Mutations in over 70 different genes have been reported to cause CMT, though certain genes are more frequently implicated than others. The most common genetic cause of CMT is duplication of a gene called PMP22, leading to an extra copy of the gene — and, therefore, too much of the protein it encodes.
Understanding the spectrum of CMT mutations is important to understanding the underlying disease, and it provides a theoretical basis for developing targeted therapies.
This study details results of 2,517 genetic tests given people suspected of having CMT. They were carried out between 2015 and 2019 at the Molecular Genetics Laboratory at the London Health Sciences Centre (LHSC), which is the main center for CMT genetic testing in Ontario, Canada. The average age of individuals tested was 51.1, and 60% were males.
The researchers noted that males are more likely to develop conditions that resemble CMT, such as peripheral neuropathy associated with diabetes. This would be expected to lead to more referrals, but fewer positive tests.
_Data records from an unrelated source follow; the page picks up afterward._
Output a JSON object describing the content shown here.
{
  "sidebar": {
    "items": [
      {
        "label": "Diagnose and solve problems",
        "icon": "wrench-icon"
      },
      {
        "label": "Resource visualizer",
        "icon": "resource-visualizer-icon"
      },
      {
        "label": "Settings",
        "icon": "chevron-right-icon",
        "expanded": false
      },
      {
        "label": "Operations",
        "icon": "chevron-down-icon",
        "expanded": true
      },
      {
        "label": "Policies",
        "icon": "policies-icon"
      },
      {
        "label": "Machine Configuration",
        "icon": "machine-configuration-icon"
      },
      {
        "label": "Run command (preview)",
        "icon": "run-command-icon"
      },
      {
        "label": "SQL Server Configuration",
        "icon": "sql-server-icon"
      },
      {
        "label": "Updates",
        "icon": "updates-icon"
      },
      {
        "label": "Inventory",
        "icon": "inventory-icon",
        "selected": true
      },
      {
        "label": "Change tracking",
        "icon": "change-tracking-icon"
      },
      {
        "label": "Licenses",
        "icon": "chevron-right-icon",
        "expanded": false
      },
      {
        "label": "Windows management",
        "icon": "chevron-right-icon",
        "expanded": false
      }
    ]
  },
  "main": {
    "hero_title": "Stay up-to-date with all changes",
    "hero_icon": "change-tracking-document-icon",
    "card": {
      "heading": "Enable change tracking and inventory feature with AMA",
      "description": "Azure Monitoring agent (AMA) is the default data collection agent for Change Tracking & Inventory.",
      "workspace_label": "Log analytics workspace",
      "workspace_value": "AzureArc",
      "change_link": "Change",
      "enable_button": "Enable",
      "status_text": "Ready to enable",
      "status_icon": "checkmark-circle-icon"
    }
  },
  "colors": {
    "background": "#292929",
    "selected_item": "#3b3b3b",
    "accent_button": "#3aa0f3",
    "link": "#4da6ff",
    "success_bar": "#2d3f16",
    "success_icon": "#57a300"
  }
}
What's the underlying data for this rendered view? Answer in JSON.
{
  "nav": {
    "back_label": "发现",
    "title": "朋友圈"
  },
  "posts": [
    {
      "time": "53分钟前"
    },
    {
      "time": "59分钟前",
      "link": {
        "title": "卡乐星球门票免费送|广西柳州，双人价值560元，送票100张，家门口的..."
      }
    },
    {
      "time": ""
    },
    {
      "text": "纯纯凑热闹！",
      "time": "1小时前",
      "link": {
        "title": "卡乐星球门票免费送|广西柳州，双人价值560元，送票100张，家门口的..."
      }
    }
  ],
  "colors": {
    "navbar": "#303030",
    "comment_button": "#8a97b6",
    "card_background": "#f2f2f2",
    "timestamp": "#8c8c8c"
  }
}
The LHSC pipeline examines 34 genes previously linked to CMT. These genes are analyzed with two methods: one is genetic sequencing, which, as its name suggests, involves determining the exact sequence of a gene to identify small mutations. The other is an analysis of copy number variations (CNVs).
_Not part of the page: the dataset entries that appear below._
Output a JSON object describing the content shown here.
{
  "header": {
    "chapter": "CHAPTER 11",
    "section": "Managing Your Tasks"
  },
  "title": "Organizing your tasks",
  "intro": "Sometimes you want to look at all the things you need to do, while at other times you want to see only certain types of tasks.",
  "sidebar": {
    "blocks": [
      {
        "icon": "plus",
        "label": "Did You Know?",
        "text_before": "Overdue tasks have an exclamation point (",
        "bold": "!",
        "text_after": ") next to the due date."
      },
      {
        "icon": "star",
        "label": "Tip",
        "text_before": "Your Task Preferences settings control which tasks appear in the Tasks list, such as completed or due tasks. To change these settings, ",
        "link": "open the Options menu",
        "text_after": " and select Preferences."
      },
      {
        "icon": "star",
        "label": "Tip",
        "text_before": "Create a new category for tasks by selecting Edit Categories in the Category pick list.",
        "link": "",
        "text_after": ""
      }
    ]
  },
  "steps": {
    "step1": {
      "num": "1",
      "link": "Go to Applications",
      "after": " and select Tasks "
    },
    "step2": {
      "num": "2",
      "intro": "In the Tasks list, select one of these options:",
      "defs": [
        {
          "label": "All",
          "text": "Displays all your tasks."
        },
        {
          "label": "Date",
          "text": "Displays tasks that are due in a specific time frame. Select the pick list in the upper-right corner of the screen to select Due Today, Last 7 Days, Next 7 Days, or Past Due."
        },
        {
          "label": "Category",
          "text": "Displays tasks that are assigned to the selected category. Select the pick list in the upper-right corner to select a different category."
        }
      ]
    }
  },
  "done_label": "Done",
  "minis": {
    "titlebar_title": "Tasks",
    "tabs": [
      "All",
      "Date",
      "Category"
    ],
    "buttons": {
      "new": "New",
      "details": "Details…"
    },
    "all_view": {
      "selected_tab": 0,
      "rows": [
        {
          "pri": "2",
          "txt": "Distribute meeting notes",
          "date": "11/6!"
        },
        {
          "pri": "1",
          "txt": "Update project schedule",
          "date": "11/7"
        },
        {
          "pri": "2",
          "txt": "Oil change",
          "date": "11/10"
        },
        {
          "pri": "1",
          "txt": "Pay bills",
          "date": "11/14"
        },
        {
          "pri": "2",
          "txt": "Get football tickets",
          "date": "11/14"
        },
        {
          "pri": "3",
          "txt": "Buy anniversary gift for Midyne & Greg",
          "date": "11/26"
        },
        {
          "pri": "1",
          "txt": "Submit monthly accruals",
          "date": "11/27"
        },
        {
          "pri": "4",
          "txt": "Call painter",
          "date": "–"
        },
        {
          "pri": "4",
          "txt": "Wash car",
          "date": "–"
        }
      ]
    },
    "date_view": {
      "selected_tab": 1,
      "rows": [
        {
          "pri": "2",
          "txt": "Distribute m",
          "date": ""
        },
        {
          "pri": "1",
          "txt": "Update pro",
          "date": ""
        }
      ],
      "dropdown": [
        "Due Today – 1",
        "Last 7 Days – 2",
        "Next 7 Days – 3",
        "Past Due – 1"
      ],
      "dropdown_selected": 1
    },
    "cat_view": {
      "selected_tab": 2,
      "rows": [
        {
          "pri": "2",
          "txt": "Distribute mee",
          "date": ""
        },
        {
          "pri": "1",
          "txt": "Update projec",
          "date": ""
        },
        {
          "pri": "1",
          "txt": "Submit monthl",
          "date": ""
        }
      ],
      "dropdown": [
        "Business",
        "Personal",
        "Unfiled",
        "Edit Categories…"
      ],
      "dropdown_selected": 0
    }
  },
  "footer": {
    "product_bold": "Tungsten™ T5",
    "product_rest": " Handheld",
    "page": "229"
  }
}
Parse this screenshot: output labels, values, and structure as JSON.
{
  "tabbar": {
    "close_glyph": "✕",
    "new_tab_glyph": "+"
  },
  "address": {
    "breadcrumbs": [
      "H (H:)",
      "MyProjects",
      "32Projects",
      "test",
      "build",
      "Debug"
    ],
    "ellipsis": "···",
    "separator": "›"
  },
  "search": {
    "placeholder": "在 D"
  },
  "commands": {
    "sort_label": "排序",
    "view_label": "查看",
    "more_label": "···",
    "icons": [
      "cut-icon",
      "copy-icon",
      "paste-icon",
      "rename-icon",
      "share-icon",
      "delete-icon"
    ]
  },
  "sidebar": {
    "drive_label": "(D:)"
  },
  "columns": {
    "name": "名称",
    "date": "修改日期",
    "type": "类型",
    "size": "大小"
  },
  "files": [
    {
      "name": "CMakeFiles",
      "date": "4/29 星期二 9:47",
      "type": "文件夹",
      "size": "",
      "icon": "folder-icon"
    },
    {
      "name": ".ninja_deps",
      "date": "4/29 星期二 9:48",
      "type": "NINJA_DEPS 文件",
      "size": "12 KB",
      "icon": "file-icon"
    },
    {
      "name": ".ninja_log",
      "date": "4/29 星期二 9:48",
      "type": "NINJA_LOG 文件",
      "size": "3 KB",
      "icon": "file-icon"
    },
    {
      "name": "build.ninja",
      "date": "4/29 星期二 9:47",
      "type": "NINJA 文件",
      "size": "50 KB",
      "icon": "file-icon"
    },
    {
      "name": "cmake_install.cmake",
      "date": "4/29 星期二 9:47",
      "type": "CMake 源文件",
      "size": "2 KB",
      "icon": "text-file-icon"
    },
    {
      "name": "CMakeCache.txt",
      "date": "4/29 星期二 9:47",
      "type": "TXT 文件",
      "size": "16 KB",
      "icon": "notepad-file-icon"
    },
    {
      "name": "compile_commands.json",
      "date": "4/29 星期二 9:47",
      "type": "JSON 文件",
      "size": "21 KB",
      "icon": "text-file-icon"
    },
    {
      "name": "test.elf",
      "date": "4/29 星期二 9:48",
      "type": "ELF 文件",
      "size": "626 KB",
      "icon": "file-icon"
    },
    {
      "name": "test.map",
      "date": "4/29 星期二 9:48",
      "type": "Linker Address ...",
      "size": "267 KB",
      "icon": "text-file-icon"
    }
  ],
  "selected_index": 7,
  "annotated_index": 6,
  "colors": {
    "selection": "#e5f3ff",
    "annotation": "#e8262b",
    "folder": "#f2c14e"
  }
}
CNV refers to any genetic change where a gene, or a substantial part of a gene, is duplicated or deleted, meaning there are an abnormal number of copies of that gene or gene segment. The duplication of PMP22 is an example of a copy number variation.
Testing for CNVs in addition to genetic sequencing is important because sequencing alone cannot always detect copy number variations. For instance, in the case of PMP22 duplication, there wouldn’t be any sequence differences detected, because the sequence of the gene itself has not changed.
Even in instances where the genetic sequence is changed — for instance, if a large part of a gene is deleted — sequencing isn’t always able to detect these changes because of the particular molecular biology and computer analysis methods that are involved in sequencing.
Of the 2,517 tests performed at LHSC, 17.5% detected a genetic change that was definitely or likely a cause of CMT, leading to a positive diagnosis. As expected, there were more positive results in females than in males (21.5% vs. 15%).
Copy number variations in PMP22 accounted for over half (54%) of all positive results. Other commonly implicated genes included GJB1 (10%), MPZ (4.8%), FIG4 (4.1%), SH3TC2 (3.9%) and MFN2 (2.5%). Collectively, these six genes accounted for nearly four in every five positive tests.
A number of variants of uncertain significance (VUS) were also detected. As the name implies, a variant of uncertain significance is a mutation in a CMT-associated gene that is not known to actually cause disease, or be a benign happenstance. In the gene PRX, seven disease-causing mutations were detected, as were 117 VUS — a number the researchers described as “staggering.”
“Compiling and sharing this data may shed more light on pathogenicity mechanisms of genes, and may assist other clinical genomics professionals in the interpretation and classification of these less certain genetic findings,” they wrote.
The researchers also highlighted a copy number variation in the gene MARS, specifically a deletion of a portion of the gene. According to the researchers, this is “the first MARS CNV [reported] in a clinical testing setting,” emphasizing the importance of testing for copy number variations.
Mutations in MARS have been implicated in both CMT type 2U (CMT2U) and interstitial lung and liver disease (ILLD), but little is known about how different mutations in this gene contribute to either of these diseases.
“Thus, reporting of this deletion in a patient undergoing screening for CMT is important for enhancing our knowledge base of MARS’ mutational spectrum,” the researchers wrote.
“Taken together,” the researchers concluded, “we significantly expand the mutational spectrum of CMT genes and share our experience and variant interpretations for the benefit of genetics professionals engaged in hereditary neuropathy testing and patient counselling.”